It has been while now since I cut and sanded down cardboard/wooden chocolate pieces. I wrote an entry here about it. The initial plan was to integrate my own chocolates recipes in the booklets. But I did not seem to be able to set the text in a pleasing way. That lead to me discarding the idea altogether. But I still had all these 'chocolates' and thus decided to make a new (third) batch of the blank Ritter Sport Mini Books that I made last year.
Over the time some problems with these first and second batch became apparent:
If you take a close look (click on the image for an enlarged image) you can see that the thread tears out of the chocolate foil. This is because a) the thread only loops around the thread on a earlier signature without locking - I can do this better by now, and b) the reinforcement I used for the foil (filmoplast) was insufficient.
There are more problems. I had the books on display and all but one of them are ripped. People tend to squeeze and pinch the package in trying to determine whether there is still chocolate in the covers and the foil does not stand this strain. Again I figured, I need to strengthen the foil in some way.
And yet another problem was that the covers opened every now and then at the seams. I had used double sided tape to close them and one could easily push it back together, but still I found this very dissatisfactory. So this time I wanted to do better.
I made this much better models of the chocolate so that it should feel much more like chocolate than with the initial books. I glued the foil to a piece of paper before further proceeding with the binding. And I improved the binding itself. The result can be seen on top, right next to one of the second generation - very ugly. I thought it would be good to have the pages not the size of the chocolate but of the covers. Now I see that this was a bad decision. Also I made the signatures thicker, so that the bulk at the binding should be less. O.k., the bulk was less, but the finished product looks so much less than a mini book!
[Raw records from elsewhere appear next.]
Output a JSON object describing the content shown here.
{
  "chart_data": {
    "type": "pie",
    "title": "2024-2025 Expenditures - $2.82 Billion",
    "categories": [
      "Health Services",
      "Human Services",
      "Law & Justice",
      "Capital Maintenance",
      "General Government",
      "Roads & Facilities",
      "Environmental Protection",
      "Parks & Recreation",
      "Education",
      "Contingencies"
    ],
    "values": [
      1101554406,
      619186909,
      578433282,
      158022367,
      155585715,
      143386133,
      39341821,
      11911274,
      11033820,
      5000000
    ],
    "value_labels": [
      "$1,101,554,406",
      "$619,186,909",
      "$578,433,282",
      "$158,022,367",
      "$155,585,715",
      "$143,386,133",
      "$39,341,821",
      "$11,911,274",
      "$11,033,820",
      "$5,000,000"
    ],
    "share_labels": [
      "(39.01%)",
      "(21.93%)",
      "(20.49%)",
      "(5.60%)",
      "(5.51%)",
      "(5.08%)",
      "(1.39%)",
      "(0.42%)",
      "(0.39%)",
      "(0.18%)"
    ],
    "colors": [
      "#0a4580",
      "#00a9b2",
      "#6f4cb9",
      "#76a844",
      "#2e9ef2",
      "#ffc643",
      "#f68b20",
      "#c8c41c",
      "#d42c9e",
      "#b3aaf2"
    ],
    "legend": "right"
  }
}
And finally, the paper on the back of the foil makes it a lot sturdier - but you can no longer feel the fake-chocolate inside. I could just as well not have shaped them at all, but simply put a piece of wood inside.
So I'll take this apart again. I think I'll go for the small pages, and sewing station like in the first generation (the pink book). I'll glue paper to the foil, but I'll try a very thin Siam paper (5g per square meter) instead of the office paper (80g per square meter) that I used for the first.
I hope this will work better.
I'll let you know when there are new developments...
Thanks for reading!
Subscribe to:
Post Comments (Atom)
4 comments:
Those are so cute! I hope you find a way to make them work because I want one. :)
Thanks, that provides encouragement ;-)
I'm already on it. The Thai paper seems to work well. You'll here from them again.
It seems a shame to hide such clever carving in a wrapper. How about drilling through the 'chocolate' itself and sew directly on to it?
Just a though if the wrappers are proving so trickey.
They are superb pices of chocolate though! REALLY realistic.
Good enough to eat ;)
Best wishes
Billie
I thought about sewing the book on cords which I would then attach to the covers though the chocolate bits. Maybe I'll still try that, but it does not make it less necessary to secure the foil against easy tearing. If you pierce this foil at any point the rip will just so easy propagate!
Or did you mean I should do it without the foil? Ah, but the whole effort is there to have the foil attached in a nice way...
I think the Thai mulberry paper I used now worked well enough.